Creo que, en muchos sentidos, estas serán unas elecciones sobre la democracia, la decencia, la ciencia y la confianza.

En un primer nivel, Biden es una persona muy decente. Trump no lo es. Trump ha gobernado con la división, la polarización, y eso ha resultado en incompetencia. No hay una razón por la cual Estados Unidos haya tenido que sufrir una enfermedad de esta magnitud o una recesión económica de esta magnitud. Hay políticas que podrían haberse empleado. Yo creo que lo importante es asegurar una recuperación, pero ésta debe ser sustentable en términos ambientales y sostenible en términos económicos y de desigualdad.

El último presidente republicano nos legó la crisis de la burbuja del sistema financiero. Este presidente republicano nos dejará la crisis del COVID-19. Ojalá que los estadounidenses recuerden que hay otro camino. En 2008 vimos un enorme apoyo para que el país fuera en otra dirección, así que confío que en 2020 ese movimiento continúe, incluso más si vemos la complejidad de los últimos meses.

Usted dice que Estados Unidos necesita una economía más verde, pero el gobierno anunció un mayor apoyo a la industria petrolera. ¿Por qué esto es un error?

Los datos son muy fuertes, la ciencia es muy clara. Estamos matando al planeta. No vamos a sobrevivir si seguimos quemando combustibles fósiles. No hay ninguna duda sobre eso. Es una cuestión de la supervivencia de nuestro planeta. Por supuesto, la gente que hace dinero con los combustibles fósiles, como las petroleras, no van a estar felices.

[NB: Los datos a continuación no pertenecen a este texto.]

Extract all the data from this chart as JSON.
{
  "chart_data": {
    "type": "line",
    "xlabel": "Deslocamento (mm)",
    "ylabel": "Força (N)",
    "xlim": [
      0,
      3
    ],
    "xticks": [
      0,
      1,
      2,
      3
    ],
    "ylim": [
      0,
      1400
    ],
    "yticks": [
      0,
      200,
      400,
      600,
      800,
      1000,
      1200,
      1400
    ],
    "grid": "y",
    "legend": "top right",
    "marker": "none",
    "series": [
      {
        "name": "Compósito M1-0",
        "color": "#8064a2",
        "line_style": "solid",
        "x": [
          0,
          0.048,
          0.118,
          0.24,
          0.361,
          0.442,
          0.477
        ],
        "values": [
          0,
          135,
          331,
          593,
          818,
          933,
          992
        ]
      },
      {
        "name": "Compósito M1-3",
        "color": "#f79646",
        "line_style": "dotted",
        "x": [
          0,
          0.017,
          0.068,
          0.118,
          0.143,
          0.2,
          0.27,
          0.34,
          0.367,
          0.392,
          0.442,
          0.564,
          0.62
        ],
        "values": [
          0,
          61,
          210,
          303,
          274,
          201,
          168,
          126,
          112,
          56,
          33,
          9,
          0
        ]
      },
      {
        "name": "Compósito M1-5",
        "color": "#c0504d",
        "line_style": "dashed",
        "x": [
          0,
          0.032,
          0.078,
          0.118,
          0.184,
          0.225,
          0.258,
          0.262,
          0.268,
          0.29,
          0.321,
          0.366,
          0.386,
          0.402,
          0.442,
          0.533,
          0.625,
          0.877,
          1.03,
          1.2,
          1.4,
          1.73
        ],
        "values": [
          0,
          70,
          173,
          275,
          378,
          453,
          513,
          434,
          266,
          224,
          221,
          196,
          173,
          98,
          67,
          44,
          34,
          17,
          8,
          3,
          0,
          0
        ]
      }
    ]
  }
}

Pero, de hecho, estamos produciendo más empleos en energías renovables que los que se pierden por el carbón.

La innovación que tenemos que hacer para desarrollar una economía renovable y verde va a acelerar el crecimiento. Es solo un problema para una industria que no quiere cambiar, a la que le gusta mucho el dinero a cambio del sacrificio del planeta entero. Eso no es aceptable, y obviamente tiene que cambiar. La gente necesita ayuda para moverse, para encontrar nuevas posiciones, no pensamos que vaya a ser fácil, pero tenemos elección si queremos un planeta para sobrevivir.

¿Qué consejo le daría a los millones de jóvenes que con esta crisis han perdido la esperanza de un futuro económico mejor?

Yo creo que lo que tienen que hacer es luchar por cambiar la política, porque si ellos tienen éxito y pelean bien, podemos tener una nueva sociedad y un nuevo contrato social, una nueva democracia y una nueva economía. En mi libro dedico un capítulo a esto.

Ellos pueden, de hecho, crear una economía con nuevos y elevados estándares de calidad de vida para todos y compartir la prosperidad. Pero esto no pasará sin un cambio político radical. Algo emocionante es que no solo se trata de izquierda o derecha, se trata de reconocer que se necesitan los mercados para el progreso, pero también necesitas un importante papel del Estado, en forma de regulaciones.

Lo que los jóvenes deben ver es que hay países en el mundo que están funcionando y que están modelados por sociedades que pueden trabajar en conjunto, todos unidos. Pero para tener una mejor sociedad, debemos cambiar la política.